Towards the development of an ecophysiological Daphnia model to examine effects of toxicity and nutrition

- We augment an ecophysiological Lotka-Volterra model with a toxicity component.
- Daphnia resilience is controlled by both food quantity and quality.
- Energetic congeners confer the greatest resistance and resilience to toxicity.
- Daphnia populations collapse with conditions of poor nutrition or extreme toxicity.
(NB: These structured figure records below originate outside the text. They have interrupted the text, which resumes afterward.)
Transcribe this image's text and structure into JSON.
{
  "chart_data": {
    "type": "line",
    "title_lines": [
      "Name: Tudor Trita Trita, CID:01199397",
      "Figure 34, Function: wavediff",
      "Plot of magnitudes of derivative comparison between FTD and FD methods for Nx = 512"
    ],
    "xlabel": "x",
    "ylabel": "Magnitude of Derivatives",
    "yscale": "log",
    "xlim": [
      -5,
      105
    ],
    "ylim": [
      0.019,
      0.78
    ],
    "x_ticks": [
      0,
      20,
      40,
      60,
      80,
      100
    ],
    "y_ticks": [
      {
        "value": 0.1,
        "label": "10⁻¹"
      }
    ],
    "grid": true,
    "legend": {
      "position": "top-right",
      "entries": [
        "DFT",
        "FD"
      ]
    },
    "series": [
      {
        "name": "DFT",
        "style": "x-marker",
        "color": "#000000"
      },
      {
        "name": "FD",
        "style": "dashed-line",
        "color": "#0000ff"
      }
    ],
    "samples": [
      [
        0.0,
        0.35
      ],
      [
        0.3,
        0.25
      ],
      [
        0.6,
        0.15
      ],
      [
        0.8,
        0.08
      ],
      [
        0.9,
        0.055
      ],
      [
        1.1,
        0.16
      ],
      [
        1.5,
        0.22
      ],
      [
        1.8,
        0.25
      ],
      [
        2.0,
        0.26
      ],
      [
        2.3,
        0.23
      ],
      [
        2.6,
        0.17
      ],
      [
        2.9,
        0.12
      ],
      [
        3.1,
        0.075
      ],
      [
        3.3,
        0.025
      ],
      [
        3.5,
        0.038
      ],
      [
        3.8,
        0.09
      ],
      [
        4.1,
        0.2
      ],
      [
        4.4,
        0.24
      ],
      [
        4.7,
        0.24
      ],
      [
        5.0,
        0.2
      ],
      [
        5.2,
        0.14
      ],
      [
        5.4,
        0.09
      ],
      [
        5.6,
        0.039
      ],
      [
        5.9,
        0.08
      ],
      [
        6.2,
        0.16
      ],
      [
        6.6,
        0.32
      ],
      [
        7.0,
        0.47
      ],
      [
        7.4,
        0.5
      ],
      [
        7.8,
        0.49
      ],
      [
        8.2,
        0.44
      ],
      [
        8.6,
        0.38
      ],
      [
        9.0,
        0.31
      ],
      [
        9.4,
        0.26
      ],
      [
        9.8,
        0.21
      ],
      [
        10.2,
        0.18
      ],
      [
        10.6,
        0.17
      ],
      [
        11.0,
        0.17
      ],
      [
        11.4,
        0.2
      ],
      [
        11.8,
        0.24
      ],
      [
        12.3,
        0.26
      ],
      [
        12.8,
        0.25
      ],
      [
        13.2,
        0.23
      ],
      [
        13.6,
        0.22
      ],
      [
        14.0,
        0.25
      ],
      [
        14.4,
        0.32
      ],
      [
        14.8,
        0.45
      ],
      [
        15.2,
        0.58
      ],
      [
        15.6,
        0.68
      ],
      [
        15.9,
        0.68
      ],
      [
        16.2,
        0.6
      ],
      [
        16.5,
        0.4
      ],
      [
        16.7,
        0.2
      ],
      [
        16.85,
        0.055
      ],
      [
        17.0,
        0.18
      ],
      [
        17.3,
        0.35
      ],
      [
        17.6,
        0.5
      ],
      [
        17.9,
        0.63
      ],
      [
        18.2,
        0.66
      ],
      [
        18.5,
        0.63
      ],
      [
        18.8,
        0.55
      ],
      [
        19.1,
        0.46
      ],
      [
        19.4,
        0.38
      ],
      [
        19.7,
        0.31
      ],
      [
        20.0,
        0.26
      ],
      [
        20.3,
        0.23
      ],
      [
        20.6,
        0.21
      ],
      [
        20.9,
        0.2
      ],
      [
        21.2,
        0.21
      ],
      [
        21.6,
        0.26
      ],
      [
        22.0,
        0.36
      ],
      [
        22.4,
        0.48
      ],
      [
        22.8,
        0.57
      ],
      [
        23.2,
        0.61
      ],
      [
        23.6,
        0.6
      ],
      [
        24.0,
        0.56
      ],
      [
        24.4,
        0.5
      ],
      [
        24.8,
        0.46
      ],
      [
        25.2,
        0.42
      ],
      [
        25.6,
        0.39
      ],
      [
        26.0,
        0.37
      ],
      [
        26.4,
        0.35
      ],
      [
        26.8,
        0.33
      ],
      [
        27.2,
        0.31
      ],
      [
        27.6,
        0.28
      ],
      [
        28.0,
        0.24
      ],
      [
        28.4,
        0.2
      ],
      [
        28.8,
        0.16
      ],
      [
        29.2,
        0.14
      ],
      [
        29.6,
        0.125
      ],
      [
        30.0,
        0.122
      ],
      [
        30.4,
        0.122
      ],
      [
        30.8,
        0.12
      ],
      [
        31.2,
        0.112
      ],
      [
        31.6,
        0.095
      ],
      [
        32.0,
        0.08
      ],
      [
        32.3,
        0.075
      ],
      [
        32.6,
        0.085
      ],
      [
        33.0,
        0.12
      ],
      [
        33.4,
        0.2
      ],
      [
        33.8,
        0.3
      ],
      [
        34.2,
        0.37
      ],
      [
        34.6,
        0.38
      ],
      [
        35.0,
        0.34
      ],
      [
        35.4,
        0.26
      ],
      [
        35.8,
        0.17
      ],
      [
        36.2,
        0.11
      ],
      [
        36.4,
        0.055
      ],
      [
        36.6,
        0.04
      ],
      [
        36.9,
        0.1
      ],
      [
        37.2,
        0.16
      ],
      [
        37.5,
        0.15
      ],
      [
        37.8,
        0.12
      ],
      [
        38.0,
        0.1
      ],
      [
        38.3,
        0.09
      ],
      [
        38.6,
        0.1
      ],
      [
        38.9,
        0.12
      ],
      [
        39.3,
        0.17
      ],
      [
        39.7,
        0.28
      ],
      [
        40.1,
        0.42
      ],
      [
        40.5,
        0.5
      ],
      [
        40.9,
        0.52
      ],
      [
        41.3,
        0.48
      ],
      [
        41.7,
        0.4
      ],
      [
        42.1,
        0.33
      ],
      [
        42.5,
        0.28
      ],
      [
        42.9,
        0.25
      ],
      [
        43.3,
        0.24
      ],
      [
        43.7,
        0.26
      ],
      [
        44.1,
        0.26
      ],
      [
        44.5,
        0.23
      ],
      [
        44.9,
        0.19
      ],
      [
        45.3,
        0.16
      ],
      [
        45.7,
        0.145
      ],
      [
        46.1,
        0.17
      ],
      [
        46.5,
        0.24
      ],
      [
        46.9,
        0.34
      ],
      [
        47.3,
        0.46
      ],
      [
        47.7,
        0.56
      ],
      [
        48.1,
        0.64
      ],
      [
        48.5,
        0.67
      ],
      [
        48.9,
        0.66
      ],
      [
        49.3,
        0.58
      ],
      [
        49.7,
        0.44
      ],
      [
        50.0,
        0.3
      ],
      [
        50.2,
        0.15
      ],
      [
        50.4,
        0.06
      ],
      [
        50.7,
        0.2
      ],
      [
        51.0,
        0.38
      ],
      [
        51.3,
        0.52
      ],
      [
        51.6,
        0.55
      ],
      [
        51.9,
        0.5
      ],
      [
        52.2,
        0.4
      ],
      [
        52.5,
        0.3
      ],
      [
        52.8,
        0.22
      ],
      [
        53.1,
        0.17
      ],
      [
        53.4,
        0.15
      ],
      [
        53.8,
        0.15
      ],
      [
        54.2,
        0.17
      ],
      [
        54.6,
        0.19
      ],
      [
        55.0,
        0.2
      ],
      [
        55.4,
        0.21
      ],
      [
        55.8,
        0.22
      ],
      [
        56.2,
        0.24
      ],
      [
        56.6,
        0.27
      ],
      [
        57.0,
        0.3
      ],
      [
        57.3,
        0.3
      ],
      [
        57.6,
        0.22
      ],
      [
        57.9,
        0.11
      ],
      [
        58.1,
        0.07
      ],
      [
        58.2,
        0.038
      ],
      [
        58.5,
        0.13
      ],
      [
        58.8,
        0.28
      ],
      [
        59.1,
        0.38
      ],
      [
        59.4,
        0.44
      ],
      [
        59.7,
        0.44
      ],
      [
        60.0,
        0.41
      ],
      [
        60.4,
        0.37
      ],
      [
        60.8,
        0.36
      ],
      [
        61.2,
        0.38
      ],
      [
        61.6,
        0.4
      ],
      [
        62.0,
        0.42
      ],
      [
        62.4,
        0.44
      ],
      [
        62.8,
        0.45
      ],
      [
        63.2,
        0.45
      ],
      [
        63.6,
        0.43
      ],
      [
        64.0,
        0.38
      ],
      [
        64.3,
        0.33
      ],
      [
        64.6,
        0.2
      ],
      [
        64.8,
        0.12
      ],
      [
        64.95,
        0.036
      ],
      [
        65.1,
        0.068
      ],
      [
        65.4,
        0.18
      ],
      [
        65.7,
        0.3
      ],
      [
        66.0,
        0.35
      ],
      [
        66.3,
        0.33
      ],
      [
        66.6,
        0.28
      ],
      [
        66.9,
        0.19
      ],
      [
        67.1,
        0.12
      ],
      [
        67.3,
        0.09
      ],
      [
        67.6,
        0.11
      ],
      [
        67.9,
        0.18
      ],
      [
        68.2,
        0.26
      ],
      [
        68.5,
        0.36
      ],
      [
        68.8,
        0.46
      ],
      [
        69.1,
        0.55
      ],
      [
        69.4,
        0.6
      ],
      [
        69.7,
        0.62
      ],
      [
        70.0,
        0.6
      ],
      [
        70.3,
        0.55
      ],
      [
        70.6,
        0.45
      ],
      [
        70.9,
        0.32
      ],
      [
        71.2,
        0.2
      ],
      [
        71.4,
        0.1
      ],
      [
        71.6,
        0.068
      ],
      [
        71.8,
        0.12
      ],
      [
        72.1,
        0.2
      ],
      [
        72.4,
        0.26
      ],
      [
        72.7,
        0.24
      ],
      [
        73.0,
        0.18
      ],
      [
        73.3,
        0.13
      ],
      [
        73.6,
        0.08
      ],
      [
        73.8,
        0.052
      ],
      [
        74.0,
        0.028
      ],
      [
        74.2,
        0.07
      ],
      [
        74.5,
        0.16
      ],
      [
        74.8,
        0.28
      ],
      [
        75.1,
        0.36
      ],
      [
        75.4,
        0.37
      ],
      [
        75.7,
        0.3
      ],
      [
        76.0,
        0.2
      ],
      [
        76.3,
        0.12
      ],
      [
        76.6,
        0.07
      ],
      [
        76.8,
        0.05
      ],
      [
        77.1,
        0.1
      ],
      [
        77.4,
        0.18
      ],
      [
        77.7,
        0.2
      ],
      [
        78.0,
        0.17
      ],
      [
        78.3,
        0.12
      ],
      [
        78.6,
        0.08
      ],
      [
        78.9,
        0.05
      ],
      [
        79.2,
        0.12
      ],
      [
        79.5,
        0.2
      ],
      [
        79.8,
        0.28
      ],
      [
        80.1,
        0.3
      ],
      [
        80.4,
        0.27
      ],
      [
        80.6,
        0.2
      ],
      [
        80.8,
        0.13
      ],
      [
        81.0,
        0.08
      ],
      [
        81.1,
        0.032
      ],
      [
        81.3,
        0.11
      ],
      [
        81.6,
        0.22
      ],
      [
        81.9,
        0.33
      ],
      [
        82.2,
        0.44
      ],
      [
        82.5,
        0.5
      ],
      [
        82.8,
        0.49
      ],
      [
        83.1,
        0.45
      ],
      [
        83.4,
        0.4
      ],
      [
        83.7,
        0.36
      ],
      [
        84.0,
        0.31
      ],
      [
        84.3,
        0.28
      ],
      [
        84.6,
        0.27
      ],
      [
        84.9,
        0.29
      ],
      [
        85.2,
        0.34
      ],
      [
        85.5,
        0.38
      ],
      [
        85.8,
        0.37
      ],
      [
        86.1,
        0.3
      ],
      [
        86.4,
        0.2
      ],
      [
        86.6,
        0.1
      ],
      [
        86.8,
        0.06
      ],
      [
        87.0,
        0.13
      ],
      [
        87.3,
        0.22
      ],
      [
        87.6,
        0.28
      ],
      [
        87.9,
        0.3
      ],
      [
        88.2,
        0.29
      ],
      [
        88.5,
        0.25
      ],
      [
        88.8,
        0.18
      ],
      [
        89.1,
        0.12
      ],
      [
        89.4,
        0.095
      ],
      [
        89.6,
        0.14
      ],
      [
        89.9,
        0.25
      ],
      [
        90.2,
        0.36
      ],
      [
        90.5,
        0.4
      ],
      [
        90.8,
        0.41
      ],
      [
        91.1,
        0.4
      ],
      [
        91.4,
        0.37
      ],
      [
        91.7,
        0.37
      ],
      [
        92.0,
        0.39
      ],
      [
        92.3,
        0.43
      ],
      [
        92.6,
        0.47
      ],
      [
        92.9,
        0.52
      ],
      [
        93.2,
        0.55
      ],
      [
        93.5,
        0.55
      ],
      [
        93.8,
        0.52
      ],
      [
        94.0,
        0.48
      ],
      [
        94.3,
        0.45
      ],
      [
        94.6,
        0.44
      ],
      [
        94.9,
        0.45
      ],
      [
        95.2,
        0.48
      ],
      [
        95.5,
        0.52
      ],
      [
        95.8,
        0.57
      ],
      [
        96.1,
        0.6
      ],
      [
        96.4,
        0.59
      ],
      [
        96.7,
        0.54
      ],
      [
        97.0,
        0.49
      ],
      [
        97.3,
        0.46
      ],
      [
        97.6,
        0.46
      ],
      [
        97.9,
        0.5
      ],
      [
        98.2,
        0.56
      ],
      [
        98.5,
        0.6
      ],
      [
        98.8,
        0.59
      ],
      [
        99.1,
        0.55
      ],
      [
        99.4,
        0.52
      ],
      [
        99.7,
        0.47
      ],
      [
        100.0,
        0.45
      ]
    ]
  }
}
Freshwater ecosystems are highly susceptible to mercury (Hg) deposition, which impacts biotic health and leads to serious consequences through biomagnification. The keystone zooplankter, Daphnia, exerts disproportionate effects on food web dynamics, displaying high sensitivity to natural stressors, and thus serving as an indicator of the broader impairments of aquatic ecosystems. Combined with metabolomics, the study of metabolites and their chemical processes, we have developed a model that attempts to elucidate the interactive effects of Hg toxicity and nutrition on phytoplankton-Daphnia relationships. Our model stipulates a physiological hierarchy, prioritizing different metabolic processes in the order of neurological functions, bioenergetics, osmoregulatory maintenance, waste management, and growth investments. Daphnia resilience is controlled by both food quantity and quality and each physiological process is modulated by the somatic levels of different metabolites. By enriching food with metabolites associated with neurological and energetic physiological pathways, effects of toxicity can be alleviated. Specifically, we demonstrate that metabolites associated with bioenergetics (carbohydrates, fats, proteins, and phosphorus) confer the greatest resilience to physiological changes induced by toxicity. Prey-predator dynamics can change significantly due to the detrimental impacts of toxicity on daphnid physiology and unfavourable nutritional stoichiometry. Under conditions of poor nutrition and extreme toxicity, our model demonstrates that daphnid populations may collapse and thus phytoplankton could escape intense grazing pressure. Founded upon the premise that response to stress can be more rapidly detected at the metabolic level, our study offers a new perspective to develop bioindicator systems and early warning signals for more efficient environmental monitoring.